CGTech to be acquired by Sandvik
Sandvik, a global engineering company with about 40,000 employees, has announced that it will acquire CGTech, the company you probably know best as the maker of VERICUT, the CNC verification and optimization software. Sandvik is a publicly-traded company in Sweden and will report CGTech results in its Coromant unit, which is itself a division of Sandvik Machining Solutions.
From the top: Who? If you CNC, you may already know Sandvik. The Sandvik Machining Solutions (SMS) business makes tools and tooling systems, mainly for advanced industrial metal cutting using carbide, specialty ceramics and other hard materials. They’ve recently expanded into additive manufacturing, with metal powders and machines. In 2019, this part of Sandvik reported revenue of SEK 41 billion, or $4.7 billion or so. It’s big, but represented less than half of Sandvik’s total SEK 103 billion (almost $12 billion) revenue for 2019.
GCTech, on the other hand, is not big even though it more or less owns the NC simulation market. Sandvik said in investor documents that CGTech had revenue of $49 million in 2019 — not huge for a company founded in 1988 and with around 180 employees.
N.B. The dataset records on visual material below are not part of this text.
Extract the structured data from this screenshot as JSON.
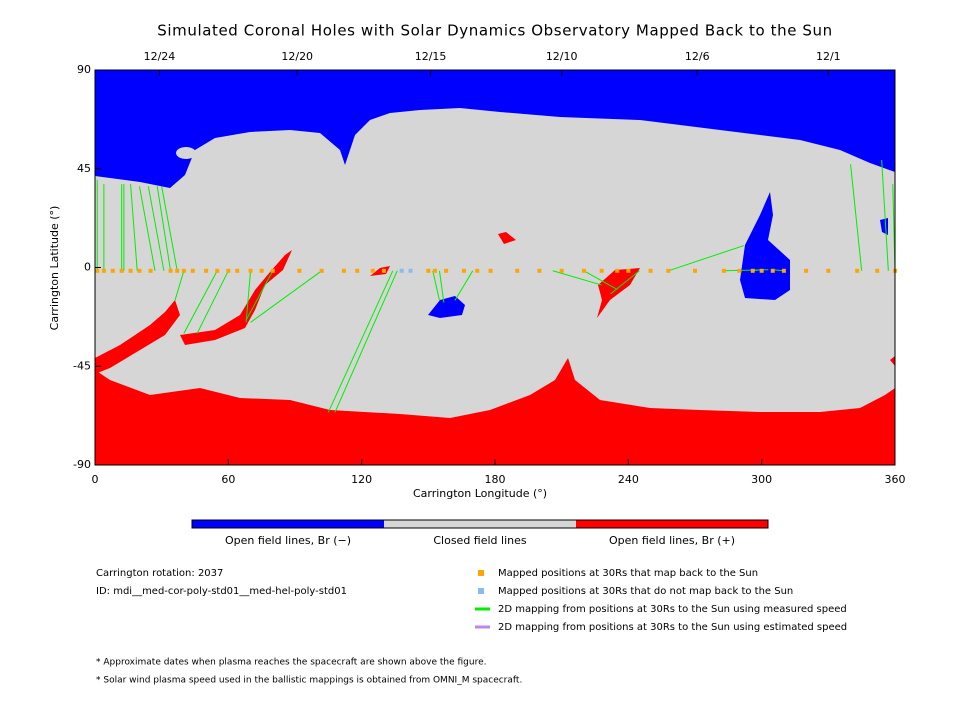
{
  "chart_data": {
    "type": "coronal-map",
    "title": "Simulated Coronal Holes with Solar Dynamics Observatory Mapped Back to the Sun",
    "x_label": "Carrington Longitude (°)",
    "y_label": "Carrington Latitude (°)",
    "xlim": [
      0,
      360
    ],
    "ylim": [
      -90,
      90
    ],
    "xticks": [
      0,
      60,
      120,
      180,
      240,
      300,
      360
    ],
    "yticks": [
      -90,
      -45,
      0,
      45,
      90
    ],
    "x2ticks": [
      {
        "value": 29,
        "label": "12/24"
      },
      {
        "value": 91,
        "label": "12/20"
      },
      {
        "value": 151,
        "label": "12/15"
      },
      {
        "value": 210,
        "label": "12/10"
      },
      {
        "value": 271,
        "label": "12/6"
      },
      {
        "value": 330,
        "label": "12/1"
      }
    ],
    "colorbar": [
      {
        "label": "Open field lines, Br (−)",
        "color": "#0000ff"
      },
      {
        "label": "Closed field lines",
        "color": "#d6d6d6"
      },
      {
        "label": "Open field lines, Br (+)",
        "color": "#ff0000"
      }
    ],
    "info": [
      "Carrington rotation: 2037",
      "ID: mdi__med-cor-poly-std01__med-hel-poly-std01"
    ],
    "series": [
      {
        "name": "Mapped positions at 30Rs that map back to the Sun",
        "color": "#ffa500",
        "x": [
          1,
          4,
          8,
          12,
          16,
          20,
          25,
          34,
          37,
          40,
          44,
          50,
          55,
          60,
          64,
          70,
          75,
          80,
          92,
          102,
          112,
          118,
          125,
          130,
          150,
          153,
          158,
          166,
          172,
          178,
          190,
          200,
          210,
          220,
          228,
          235,
          240,
          250,
          258,
          270,
          283,
          290,
          296,
          300,
          305,
          310,
          320,
          330,
          343,
          352,
          360
        ],
        "y": [
          -1.5,
          -1.5,
          -1.5,
          -1.5,
          -1.5,
          -1.5,
          -1.5,
          -1.5,
          -1.5,
          -1.5,
          -1.5,
          -1.5,
          -1.5,
          -1.5,
          -1.5,
          -1.5,
          -1.5,
          -1.5,
          -1.5,
          -1.5,
          -1.5,
          -1.5,
          -1.5,
          -1.5,
          -1.5,
          -1.5,
          -1.5,
          -1.5,
          -1.5,
          -1.5,
          -1.5,
          -1.5,
          -1.5,
          -1.5,
          -1.5,
          -1.5,
          -1.5,
          -1.5,
          -1.5,
          -1.5,
          -1.5,
          -1.5,
          -1.5,
          -1.5,
          -1.5,
          -1.5,
          -1.5,
          -1.5,
          -1.5,
          -1.5,
          -1.5
        ]
      },
      {
        "name": "Mapped positions at 30Rs that do not map back to the Sun",
        "color": "#88bbee",
        "x": [
          138,
          142
        ],
        "y": [
          -1.5,
          -1.5
        ]
      }
    ],
    "mappings": [
      {
        "name": "2D mapping from positions at 30Rs to the Sun using measured speed",
        "color": "#00ee00",
        "x0": [
          1,
          4,
          12,
          13,
          19,
          27,
          31,
          34,
          37,
          40,
          55,
          60,
          70,
          80,
          102,
          134,
          136,
          152,
          155,
          170,
          206,
          220,
          245,
          258,
          283,
          296,
          310,
          345,
          357,
          360
        ],
        "y0": [
          -1.5,
          -1.5,
          -1.5,
          -1.5,
          -1.5,
          -1.5,
          -1.5,
          -1.5,
          -1.5,
          -1.5,
          -1.5,
          -1.5,
          -1.5,
          -1.5,
          -1.5,
          -1.5,
          -1.5,
          -1.5,
          -1.5,
          -1.5,
          -1.5,
          -1.5,
          -1.5,
          -1.5,
          -1.5,
          -1.5,
          -1.5,
          -1.5,
          -1.5,
          -1.5
        ],
        "x1": [
          1,
          4,
          12,
          13,
          16,
          20,
          24,
          28,
          30,
          36,
          40,
          46,
          68,
          68,
          70,
          105,
          108,
          155,
          157,
          162,
          228,
          235,
          232,
          292,
          303,
          300,
          305,
          340,
          354,
          359
        ],
        "y1": [
          40,
          38,
          38,
          38,
          38,
          37,
          37,
          37,
          37,
          -15,
          -30,
          -30,
          -25,
          -24,
          -25,
          -66,
          -66,
          -15,
          -16,
          -15,
          -8,
          -10,
          -12,
          10,
          -1,
          -1,
          -1,
          47,
          49,
          38
        ]
      },
      {
        "name": "2D mapping from positions at 30Rs to the Sun using estimated speed",
        "color": "#bb88ee",
        "x0": [],
        "y0": [],
        "x1": [],
        "y1": []
      }
    ],
    "footnotes": [
      "* Approximate dates when plasma reaches the spacecraft are shown above the figure.",
      "* Solar wind plasma speed used in the ballistic mappings is obtained from OMNI_M spacecraft."
    ]
  }
}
But almost everyone uses VERICUT to simulate their CNC processes. In today’s marketing-speak, it creates a digital twin of a part’s manufacturing process. It simulates machining based on the details of the part and the machine and its tool setup. The idea is that VERICUT allows the operator to optimize the process to prevent material waste and unnecessary tool wear, and decrease overall production time.
I wasn’t aware of this, but Sandvik has, for a couple of years, had ambitions for its SMS to “become the world-leading solutions provider to the wider component manufacturing industry” — and believe that CGTech’s NC code simulation, verification, optimization, and programming solutions are a clear differentiator that can help make that happen.
Sandvik CEO Stefan Widing told investors that this is a very strategic acquisition, one that adds a bridge from core machining to manufacturing solutions – which Sandvik sees as a very important piece of its longer-term vision.
Terms of the deal were not announced even though investors pushed hard to get a price. Mr. Widing would only say that “it’s a software company that gets the software multiples you would expect”. The deal is expected to close before the year ends.